4. **`phase('Verify')` — adversarial pass**: per proposal, a skeptic checks (a) an enforcer doesn't ALREADY exist (no duplicate `-guard`/`-reminder` overlap; no existing `socket/<rule>`), (b) the surface choice is right per the decision steps (a Bash-action discipline shouldn't be a lint rule; a procedure shouldn't be a guard), (c) the diff is sound AND `testDiff` is THOROUGH per the _Tests_ section — both arms, every branch/shape, the bypass, pass-through, and a malformed/edge input; not a token single-case test. The skeptic actively tries to find an input the enforcer mishandles that the tests don't cover, and demands a case for it. Drop proposals that duplicate existing enforcement or whose tests aren't thorough.
5. **Synthesize** — a final `agent()` writes the report: ranked by blast radius (build/security first), each gap with its evidence, chosen surface, and ready-to-apply codification.

Return `{ report, gapCount, byBlastRadius, proposals }`.

### Phase 5: Apply or report

- **Interactive**: `AskUserQuestion` — which proposals to apply now. Route each applied proposal through the **`ai-codify` orchestrator** rather than hand-authoring — it pins model + effort to the surface (token-spend rule) and enforces the four-flag programmatic-Claude lockdown:
  - **Enforcer surfaces** (`hook-guard` / `hook-reminder` / `lint-rule` / `check`): `node scripts/fleet/ai-codify/cli.mts --surface <surface> --discipline "<rule>" --incident "<generic case>" [--memory <path>] [--name <kebab>] --apply`. It authors the surface + its mandatory test on the tier-matched model (hook/lint → opus/high, check → sonnet/medium) and runs the surface's own verifier before returning.
  - **Documentation surface** (`agents-doc` — the terse CLAUDE.md bullet + `docs/agents.md/{fleet,repo}/<topic>.md` detail doc): pass `--surface agents-doc --memory <path>`; ai-codify shells out to `scripts/fleet/codify-rule.mts`, which owns the 40KB CLAUDE.md budget + defer-to-docs split (never hand-edit CLAUDE.md for a rule bullet).
  - For a **combination** (defense-in-depth), run ai-codify once per surface.
  After ai-codify returns: RUN the test before committing — a codification whose test doesn't pass isn't done.

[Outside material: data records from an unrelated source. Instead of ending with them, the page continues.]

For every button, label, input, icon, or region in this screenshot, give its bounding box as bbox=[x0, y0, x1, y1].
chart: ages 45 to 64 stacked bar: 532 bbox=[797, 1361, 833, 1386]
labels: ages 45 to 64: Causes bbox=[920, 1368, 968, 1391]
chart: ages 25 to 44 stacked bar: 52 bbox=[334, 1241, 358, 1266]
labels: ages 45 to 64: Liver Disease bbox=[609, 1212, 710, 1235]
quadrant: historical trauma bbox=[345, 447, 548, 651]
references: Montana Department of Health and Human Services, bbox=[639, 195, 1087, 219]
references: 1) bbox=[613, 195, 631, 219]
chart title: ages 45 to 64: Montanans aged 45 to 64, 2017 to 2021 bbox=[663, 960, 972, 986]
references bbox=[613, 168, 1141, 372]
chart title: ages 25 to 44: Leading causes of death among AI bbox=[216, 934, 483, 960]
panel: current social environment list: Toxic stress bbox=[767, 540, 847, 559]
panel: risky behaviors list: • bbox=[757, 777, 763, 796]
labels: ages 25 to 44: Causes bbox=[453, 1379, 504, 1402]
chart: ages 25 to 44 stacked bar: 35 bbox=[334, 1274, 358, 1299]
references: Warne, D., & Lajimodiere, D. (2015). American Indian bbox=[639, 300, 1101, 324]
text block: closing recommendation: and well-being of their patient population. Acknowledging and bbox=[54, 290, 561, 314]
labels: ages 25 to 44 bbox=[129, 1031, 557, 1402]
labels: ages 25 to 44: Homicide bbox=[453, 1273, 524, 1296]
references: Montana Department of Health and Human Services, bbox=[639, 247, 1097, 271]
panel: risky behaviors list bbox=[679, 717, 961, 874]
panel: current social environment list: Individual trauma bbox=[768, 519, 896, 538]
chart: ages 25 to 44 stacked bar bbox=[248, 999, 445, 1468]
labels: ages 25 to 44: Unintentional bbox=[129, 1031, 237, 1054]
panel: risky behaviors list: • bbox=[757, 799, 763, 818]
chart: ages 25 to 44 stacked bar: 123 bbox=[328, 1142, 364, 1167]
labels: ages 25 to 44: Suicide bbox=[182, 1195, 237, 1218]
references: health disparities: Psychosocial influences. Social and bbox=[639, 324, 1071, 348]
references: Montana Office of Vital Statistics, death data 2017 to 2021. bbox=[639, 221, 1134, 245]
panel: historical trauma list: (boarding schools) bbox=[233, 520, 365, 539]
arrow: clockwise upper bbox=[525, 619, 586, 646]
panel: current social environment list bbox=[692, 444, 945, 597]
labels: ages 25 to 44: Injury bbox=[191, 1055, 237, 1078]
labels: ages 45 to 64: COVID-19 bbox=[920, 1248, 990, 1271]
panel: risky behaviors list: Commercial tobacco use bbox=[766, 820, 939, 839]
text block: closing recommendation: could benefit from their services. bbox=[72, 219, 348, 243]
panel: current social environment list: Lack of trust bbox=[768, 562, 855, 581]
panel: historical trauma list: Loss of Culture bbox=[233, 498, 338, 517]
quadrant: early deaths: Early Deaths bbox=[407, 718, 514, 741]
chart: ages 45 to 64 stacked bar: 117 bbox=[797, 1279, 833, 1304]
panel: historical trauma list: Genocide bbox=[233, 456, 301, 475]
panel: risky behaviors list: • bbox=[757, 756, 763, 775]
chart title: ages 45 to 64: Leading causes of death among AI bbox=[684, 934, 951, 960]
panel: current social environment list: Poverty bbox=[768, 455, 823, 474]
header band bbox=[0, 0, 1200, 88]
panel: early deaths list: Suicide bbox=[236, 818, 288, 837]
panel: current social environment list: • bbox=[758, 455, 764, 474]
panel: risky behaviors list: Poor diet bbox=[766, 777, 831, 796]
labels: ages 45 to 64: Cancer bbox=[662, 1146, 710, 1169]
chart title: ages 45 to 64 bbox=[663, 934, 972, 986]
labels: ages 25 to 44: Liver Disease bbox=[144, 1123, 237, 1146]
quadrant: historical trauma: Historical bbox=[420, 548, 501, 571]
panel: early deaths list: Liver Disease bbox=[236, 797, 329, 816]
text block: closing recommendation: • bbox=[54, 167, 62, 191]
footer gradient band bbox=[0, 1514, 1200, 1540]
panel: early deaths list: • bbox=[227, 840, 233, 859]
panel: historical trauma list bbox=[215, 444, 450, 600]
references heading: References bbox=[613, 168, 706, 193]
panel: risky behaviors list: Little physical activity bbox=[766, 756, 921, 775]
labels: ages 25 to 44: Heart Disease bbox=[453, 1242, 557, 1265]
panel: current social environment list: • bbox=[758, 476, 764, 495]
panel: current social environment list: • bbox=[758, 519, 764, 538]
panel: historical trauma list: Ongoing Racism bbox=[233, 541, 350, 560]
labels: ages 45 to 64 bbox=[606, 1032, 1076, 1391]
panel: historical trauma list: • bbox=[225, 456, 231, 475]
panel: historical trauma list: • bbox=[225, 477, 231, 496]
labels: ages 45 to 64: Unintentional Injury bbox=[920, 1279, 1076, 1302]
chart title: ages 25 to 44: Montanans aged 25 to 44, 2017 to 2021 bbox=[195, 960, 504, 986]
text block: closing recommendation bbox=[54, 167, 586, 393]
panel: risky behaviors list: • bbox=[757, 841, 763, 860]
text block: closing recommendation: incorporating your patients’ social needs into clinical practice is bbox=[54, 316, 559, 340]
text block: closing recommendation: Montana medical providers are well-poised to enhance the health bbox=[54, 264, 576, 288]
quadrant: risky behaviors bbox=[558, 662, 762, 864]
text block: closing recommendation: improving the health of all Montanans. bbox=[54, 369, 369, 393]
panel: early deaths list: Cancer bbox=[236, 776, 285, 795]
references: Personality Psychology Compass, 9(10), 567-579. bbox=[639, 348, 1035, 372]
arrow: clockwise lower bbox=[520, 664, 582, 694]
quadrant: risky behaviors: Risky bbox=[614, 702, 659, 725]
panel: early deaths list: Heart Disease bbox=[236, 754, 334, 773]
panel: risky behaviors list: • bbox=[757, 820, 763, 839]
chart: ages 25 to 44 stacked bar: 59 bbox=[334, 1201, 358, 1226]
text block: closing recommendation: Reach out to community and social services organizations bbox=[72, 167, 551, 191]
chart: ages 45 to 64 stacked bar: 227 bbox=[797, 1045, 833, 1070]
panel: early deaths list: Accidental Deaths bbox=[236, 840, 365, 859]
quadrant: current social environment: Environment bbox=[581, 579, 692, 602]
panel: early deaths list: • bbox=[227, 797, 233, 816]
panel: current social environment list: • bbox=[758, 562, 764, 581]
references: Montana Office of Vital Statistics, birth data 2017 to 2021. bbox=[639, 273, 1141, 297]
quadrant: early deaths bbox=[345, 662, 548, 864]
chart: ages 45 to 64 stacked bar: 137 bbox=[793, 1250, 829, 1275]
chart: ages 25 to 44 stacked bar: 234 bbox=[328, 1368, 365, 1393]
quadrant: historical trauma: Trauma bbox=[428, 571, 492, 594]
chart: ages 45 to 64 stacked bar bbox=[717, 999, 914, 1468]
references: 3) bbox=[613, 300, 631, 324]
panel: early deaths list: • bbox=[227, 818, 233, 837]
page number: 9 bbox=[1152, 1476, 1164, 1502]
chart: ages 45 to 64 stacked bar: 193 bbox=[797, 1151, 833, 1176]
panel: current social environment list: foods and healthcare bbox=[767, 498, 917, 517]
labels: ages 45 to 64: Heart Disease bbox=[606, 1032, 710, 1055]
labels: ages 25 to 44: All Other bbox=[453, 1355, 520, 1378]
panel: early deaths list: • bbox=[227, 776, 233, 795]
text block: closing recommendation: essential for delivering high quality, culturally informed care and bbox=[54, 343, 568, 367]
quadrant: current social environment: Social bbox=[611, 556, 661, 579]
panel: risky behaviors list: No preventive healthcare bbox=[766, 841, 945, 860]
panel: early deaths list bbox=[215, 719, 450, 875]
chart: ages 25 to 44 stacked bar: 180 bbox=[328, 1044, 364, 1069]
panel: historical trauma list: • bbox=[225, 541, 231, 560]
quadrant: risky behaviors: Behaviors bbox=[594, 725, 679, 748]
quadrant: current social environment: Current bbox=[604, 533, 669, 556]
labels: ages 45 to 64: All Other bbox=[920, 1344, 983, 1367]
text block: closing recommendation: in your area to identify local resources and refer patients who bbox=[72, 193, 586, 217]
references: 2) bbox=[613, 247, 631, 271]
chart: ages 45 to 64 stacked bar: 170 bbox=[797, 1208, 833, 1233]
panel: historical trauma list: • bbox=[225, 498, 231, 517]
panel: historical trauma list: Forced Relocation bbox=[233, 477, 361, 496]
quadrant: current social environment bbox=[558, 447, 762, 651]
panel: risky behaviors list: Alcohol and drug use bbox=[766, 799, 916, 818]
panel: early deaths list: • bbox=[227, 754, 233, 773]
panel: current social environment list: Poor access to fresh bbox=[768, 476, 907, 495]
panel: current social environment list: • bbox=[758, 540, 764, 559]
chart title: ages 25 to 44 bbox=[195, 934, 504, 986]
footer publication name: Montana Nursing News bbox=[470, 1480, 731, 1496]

A hook + a CLAUDE.md edit both trigger the **same-turn dogfood cascade** in the wheelhouse. Commit each codification (enforcer + test together) separately. Memory is read-only input — never delete or edit it; it can keep describing the *why* alongside the now-enforcing code.
- **Non-interactive**: save the report to `.claude/reports/codifying-disciplines-YYYY-MM-DD.md` (the untracked report location per the _Plan & report storage_ rule — never a committable `reports/` path) (each proposal includes its `testDiff` + the exact `ai-codify` invocation that would apply it); apply nothing.

### Phase 6: Summary

Report gaps found, by blast radius; proposals applied vs. deferred; and any gap where the right surface is genuinely ambiguous (flag for a human call rather than guessing).

## Commit cadence

- Codify the highest-blast-radius gaps (build/release/security) first.
- Each codification is its own commit (`feat(hooks): …`, `fix(lint): …`, `feat(scripts): …`), and the enforcer + its test land in that SAME commit — never an enforcer without its test. Never bundle several unrelated enforcers in one commit.
- A new hook follows the full ceremony: CLAUDE.md (or hook-registry) citation BEFORE the index, a test, settings.json registration, and the dogfood cascade.
- The report at `.claude/reports/` is never committed (the report location is untracked by the fleet `.gitignore`); it's a local reference for which gaps to codify, not an artifact.